*Ses compagnons d’armes assis autour d’elle prêtent tous l’oreille. Anaelle baisse les yeux et se met à contempler ses mains sur ses genoux, le visage sombre, sans doute à la recherche de douloureux souvenirs. Elle semble hésiter quelques instants puis se lance…*
« A des lieux de la province d’Amakna, vivait dans un grand château un fier seigneur iop du nom de Maho Keurvaillan. Il avait toutes les raisons du monde de se réjouir car il avait épousé une jeune feca dont son cœur s’était épris au premier regard qu’il avait posé sur elle. Elle était la grâce et la générosité, et possédait l’intelligence de ceux de sa race. Rien que son prénom Amalia résonnait comme une sérénade. Elle finit par succomber à la cour assidue que le seigneur lui fit. Et dans toute la contrée on célébra leurs noces. La paix vint grâce à l’amour après des années de guerre. Car Maho était le digne descendant de chevaliers iops qui ne savaient parler qu’à coups d’épées. Mais son cœur s’était attendri sous la tendresse et la gentillesse de son épouse.

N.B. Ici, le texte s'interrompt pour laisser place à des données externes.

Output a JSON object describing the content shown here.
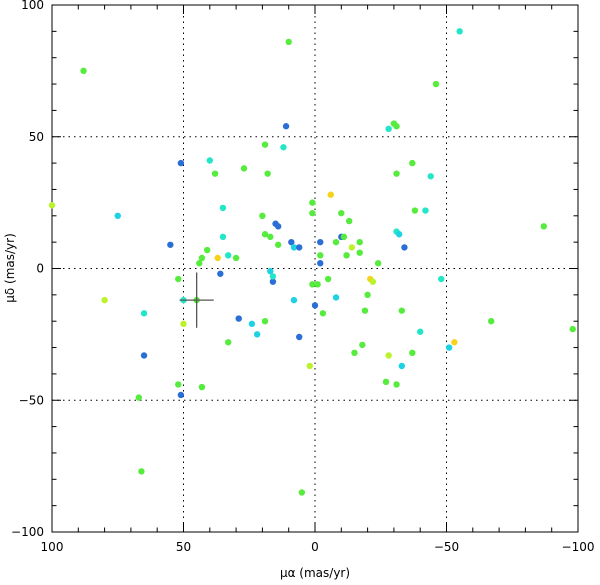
{
  "chart_data": {
    "type": "scatter",
    "title": "",
    "xlabel": "μα (mas/yr)",
    "ylabel": "μδ (mas/yr)",
    "xlim": [
      100,
      -100
    ],
    "ylim": [
      -100,
      100
    ],
    "xticks": [
      "100",
      "50",
      "0",
      "−50",
      "−100"
    ],
    "yticks": [
      "−100",
      "−50",
      "0",
      "50",
      "100"
    ],
    "xtick_values": [
      100,
      50,
      0,
      -50,
      -100
    ],
    "ytick_values": [
      -100,
      -50,
      0,
      50,
      100
    ],
    "grid": "dotted at ±50 and 0",
    "legend": "none",
    "colors": {
      "blue": "#2b6fd6",
      "cyan": "#1fd2e3",
      "aqua": "#22e6c8",
      "green": "#55ec3d",
      "lime": "#bcf22a",
      "yellow": "#f7d21a"
    },
    "marker": {
      "x": 45,
      "y": -12,
      "err_x": 6.5,
      "err_y": 10.5
    },
    "points": [
      {
        "x": 88,
        "y": 75,
        "c": "green"
      },
      {
        "x": 10,
        "y": 86,
        "c": "green"
      },
      {
        "x": -55,
        "y": 90,
        "c": "aqua"
      },
      {
        "x": 100,
        "y": 24,
        "c": "lime"
      },
      {
        "x": 75,
        "y": 20,
        "c": "cyan"
      },
      {
        "x": 80,
        "y": -12,
        "c": "lime"
      },
      {
        "x": 65,
        "y": -17,
        "c": "aqua"
      },
      {
        "x": 65,
        "y": -33,
        "c": "blue"
      },
      {
        "x": 67,
        "y": -49,
        "c": "green"
      },
      {
        "x": 66,
        "y": -77,
        "c": "green"
      },
      {
        "x": 55,
        "y": 9,
        "c": "blue"
      },
      {
        "x": 51,
        "y": 40,
        "c": "blue"
      },
      {
        "x": 52,
        "y": -4,
        "c": "green"
      },
      {
        "x": 50,
        "y": -12,
        "c": "aqua"
      },
      {
        "x": 50,
        "y": -21,
        "c": "lime"
      },
      {
        "x": 52,
        "y": -44,
        "c": "green"
      },
      {
        "x": 51,
        "y": -48,
        "c": "blue"
      },
      {
        "x": 45,
        "y": -12,
        "c": "green"
      },
      {
        "x": 44,
        "y": 2,
        "c": "green"
      },
      {
        "x": 43,
        "y": 4,
        "c": "green"
      },
      {
        "x": 41,
        "y": 7,
        "c": "green"
      },
      {
        "x": 40,
        "y": 41,
        "c": "aqua"
      },
      {
        "x": 38,
        "y": 36,
        "c": "green"
      },
      {
        "x": 37,
        "y": 4,
        "c": "yellow"
      },
      {
        "x": 36,
        "y": -2,
        "c": "blue"
      },
      {
        "x": 35,
        "y": 23,
        "c": "aqua"
      },
      {
        "x": 35,
        "y": 12,
        "c": "aqua"
      },
      {
        "x": 33,
        "y": 5,
        "c": "aqua"
      },
      {
        "x": 33,
        "y": -28,
        "c": "green"
      },
      {
        "x": 43,
        "y": -45,
        "c": "green"
      },
      {
        "x": 30,
        "y": 4,
        "c": "green"
      },
      {
        "x": 29,
        "y": -19,
        "c": "blue"
      },
      {
        "x": 27,
        "y": 38,
        "c": "green"
      },
      {
        "x": 24,
        "y": -21,
        "c": "cyan"
      },
      {
        "x": 22,
        "y": -25,
        "c": "cyan"
      },
      {
        "x": 20,
        "y": 20,
        "c": "green"
      },
      {
        "x": 19,
        "y": 13,
        "c": "green"
      },
      {
        "x": 19,
        "y": 47,
        "c": "green"
      },
      {
        "x": 18,
        "y": 36,
        "c": "green"
      },
      {
        "x": 19,
        "y": -20,
        "c": "green"
      },
      {
        "x": 17,
        "y": -1,
        "c": "cyan"
      },
      {
        "x": 16,
        "y": -5,
        "c": "blue"
      },
      {
        "x": 16,
        "y": -3,
        "c": "aqua"
      },
      {
        "x": 17,
        "y": 12,
        "c": "green"
      },
      {
        "x": 15,
        "y": 17,
        "c": "blue"
      },
      {
        "x": 14,
        "y": 16,
        "c": "blue"
      },
      {
        "x": 14,
        "y": 9,
        "c": "green"
      },
      {
        "x": 12,
        "y": 46,
        "c": "aqua"
      },
      {
        "x": 11,
        "y": 54,
        "c": "blue"
      },
      {
        "x": 9,
        "y": 10,
        "c": "blue"
      },
      {
        "x": 8,
        "y": 8,
        "c": "cyan"
      },
      {
        "x": 8,
        "y": -12,
        "c": "cyan"
      },
      {
        "x": 6,
        "y": 8,
        "c": "blue"
      },
      {
        "x": 6,
        "y": -26,
        "c": "blue"
      },
      {
        "x": 5,
        "y": -85,
        "c": "green"
      },
      {
        "x": 2,
        "y": -37,
        "c": "lime"
      },
      {
        "x": 1,
        "y": 25,
        "c": "green"
      },
      {
        "x": 1,
        "y": 21,
        "c": "green"
      },
      {
        "x": 1,
        "y": -6,
        "c": "green"
      },
      {
        "x": 0,
        "y": -14,
        "c": "blue"
      },
      {
        "x": -1,
        "y": -6,
        "c": "green"
      },
      {
        "x": -2,
        "y": 10,
        "c": "blue"
      },
      {
        "x": -2,
        "y": 5,
        "c": "green"
      },
      {
        "x": -2,
        "y": 2,
        "c": "blue"
      },
      {
        "x": -3,
        "y": -17,
        "c": "green"
      },
      {
        "x": -5,
        "y": -4,
        "c": "green"
      },
      {
        "x": -6,
        "y": 28,
        "c": "yellow"
      },
      {
        "x": -8,
        "y": 10,
        "c": "green"
      },
      {
        "x": -8,
        "y": -11,
        "c": "cyan"
      },
      {
        "x": -10,
        "y": 21,
        "c": "green"
      },
      {
        "x": -10,
        "y": 12,
        "c": "blue"
      },
      {
        "x": -11,
        "y": 12,
        "c": "green"
      },
      {
        "x": -12,
        "y": 5,
        "c": "green"
      },
      {
        "x": -13,
        "y": 18,
        "c": "green"
      },
      {
        "x": -14,
        "y": 8,
        "c": "lime"
      },
      {
        "x": -15,
        "y": -32,
        "c": "green"
      },
      {
        "x": -17,
        "y": 10,
        "c": "green"
      },
      {
        "x": -17,
        "y": 6,
        "c": "green"
      },
      {
        "x": -18,
        "y": -29,
        "c": "green"
      },
      {
        "x": -19,
        "y": -16,
        "c": "green"
      },
      {
        "x": -20,
        "y": -10,
        "c": "green"
      },
      {
        "x": -21,
        "y": -4,
        "c": "yellow"
      },
      {
        "x": -22,
        "y": -5,
        "c": "lime"
      },
      {
        "x": -24,
        "y": 2,
        "c": "green"
      },
      {
        "x": -27,
        "y": -43,
        "c": "green"
      },
      {
        "x": -28,
        "y": -33,
        "c": "lime"
      },
      {
        "x": -28,
        "y": 53,
        "c": "aqua"
      },
      {
        "x": -30,
        "y": 55,
        "c": "green"
      },
      {
        "x": -31,
        "y": 54,
        "c": "green"
      },
      {
        "x": -31,
        "y": 36,
        "c": "green"
      },
      {
        "x": -31,
        "y": 14,
        "c": "aqua"
      },
      {
        "x": -32,
        "y": 13,
        "c": "cyan"
      },
      {
        "x": -31,
        "y": -44,
        "c": "green"
      },
      {
        "x": -33,
        "y": -37,
        "c": "cyan"
      },
      {
        "x": -33,
        "y": -16,
        "c": "green"
      },
      {
        "x": -34,
        "y": 8,
        "c": "blue"
      },
      {
        "x": -37,
        "y": 40,
        "c": "green"
      },
      {
        "x": -37,
        "y": -32,
        "c": "green"
      },
      {
        "x": -38,
        "y": 22,
        "c": "green"
      },
      {
        "x": -40,
        "y": -24,
        "c": "aqua"
      },
      {
        "x": -42,
        "y": 22,
        "c": "aqua"
      },
      {
        "x": -44,
        "y": 35,
        "c": "aqua"
      },
      {
        "x": -46,
        "y": 70,
        "c": "green"
      },
      {
        "x": -48,
        "y": -4,
        "c": "aqua"
      },
      {
        "x": -51,
        "y": -30,
        "c": "cyan"
      },
      {
        "x": -53,
        "y": -28,
        "c": "yellow"
      },
      {
        "x": -67,
        "y": -20,
        "c": "green"
      },
      {
        "x": -87,
        "y": 16,
        "c": "green"
      },
      {
        "x": -98,
        "y": -23,
        "c": "green"
      }
    ]
  }
}
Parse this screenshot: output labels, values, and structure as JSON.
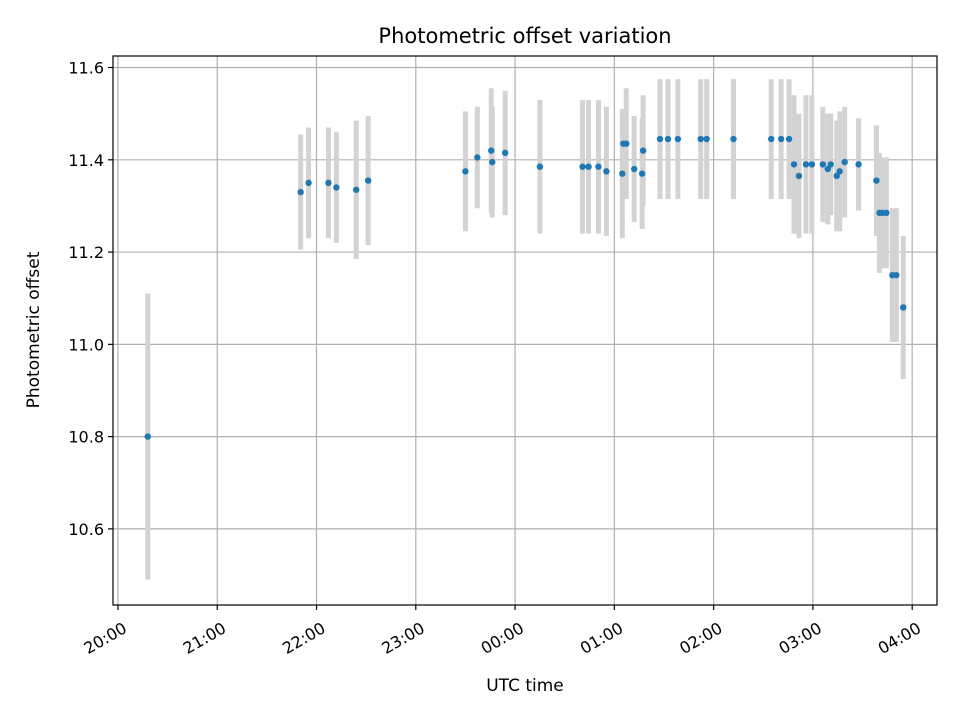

Peu de temps après le mariage, le cœur du iop s’adoucissait de plus en plus à mesure que le ventre de sa bien aimée s’arrondissait. Il était déjà fier à l’idée d’avoir un fils à qui transmettre son savoir de guerrier et à qui confier le domaine. Il se voyait déjà lui apprenant le maniement de l’épée puis l’emmenant à la taverne siffler quelques bières. Bref faisant de son fils un vrai iop comme l’avait fait son père et son grand père avant lui.
Alors que la naissance approchait, on vit débarquer au château un vieux xelor accompagné d’un bwork mage. Ils souhaitaient obtenir gîte et couvert pour une nuit, prétextant que les tavernes n’étaient pas des endroits sûrs. Le seigneur Keurvaillan n’était pas du genre aimable et accueillant, il les renvoya sans même les écouter. Alors qu’ils étaient reconduits sans trop d’égard vers la porte, le vieux xelor s’écria en regardant Amalia et son ventre proéminent:
« Seigneur ne souhaitez vous pas connaître l’avenir de votre progéniture ?
- Je sais que mon fils sera grand et fort et qu’il remportera de nombreuses victoires répondit Maho la voix emplit de fierté.
Le vieil homme murmura quelques paroles inaudibles en remuant les mains et l’on vit apparaître un immense sablier. Il le contempla quelques instants puis reprit :
- Non majesté, vous aurez une fille.
- C’est impossible ma descendance ne peut être qu’un mâle- s’énerva le iop- jetez moi ces fils de trolls hors de mes terres ! »
Les gardes allaient se jeter sur les deux étrangers lorsque le bwork leva son bâton et le fit tourner dans les airs. La belle feca s’évanouit aussitôt. Les gardes ruèrent sur l’ennemi qui disparut dans un nuage de fumée.
On entoura la future mère pour voir comment elle se portait lorsque l’on découvrit derrière elle une malédiction gravée dans un des murs du château :
« Devant la vérité tes yeux tu as détourné,
A de pauvres étrangers le respect tu as refusé
Aux êtres aimés tu devras renoncer. »
Les iops ne sont pas hommes à croire aux malédictions et autres trucs de vielle enutrof mais cependant un frisson parcouru l’échine de Maho.
Amalia elle connaissait la puissance de la magie et ne prenait donc pas la menace à la légère. Les jours passant, son angoisse grandissait non pour elle mais pour son enfant à naître.
Les contractions la prirent au beau milieu de la nuit. On fit venir une eniripsa qui se chargeait de veiller au bon déroulement de tous les accouchements mais celui-ci se passait de manière bien étrange. Malgré toute la force et la volonté qu’elle mettait dans ses soins, la fée était dépassée. Enfin le moment de la délivrance, elle posa l’enfant qui respirait à peine sur le ventre de sa mère qui elle aussi était au plus mal. Amalia sentait la vie l’abandonner. Elle posa ses mains sur le petit corps frêle et rassemblant ses dernières forces elle lança tous ses boucliers protecteurs en même temps, dans son dernier souffle.
La magie contre la magie, l’amour contre la haine, voilà comment ma mère m’a sauvé la vie alors même qu’elle me la donnait. »
*Quelques larmes font briller un peu plus ses yeux noirs toujours emplis de tristesse, à présent on comprend pourquoi. Elle se lève et tourne le dos, faisant face au vent qui soulève ses cheveux.*.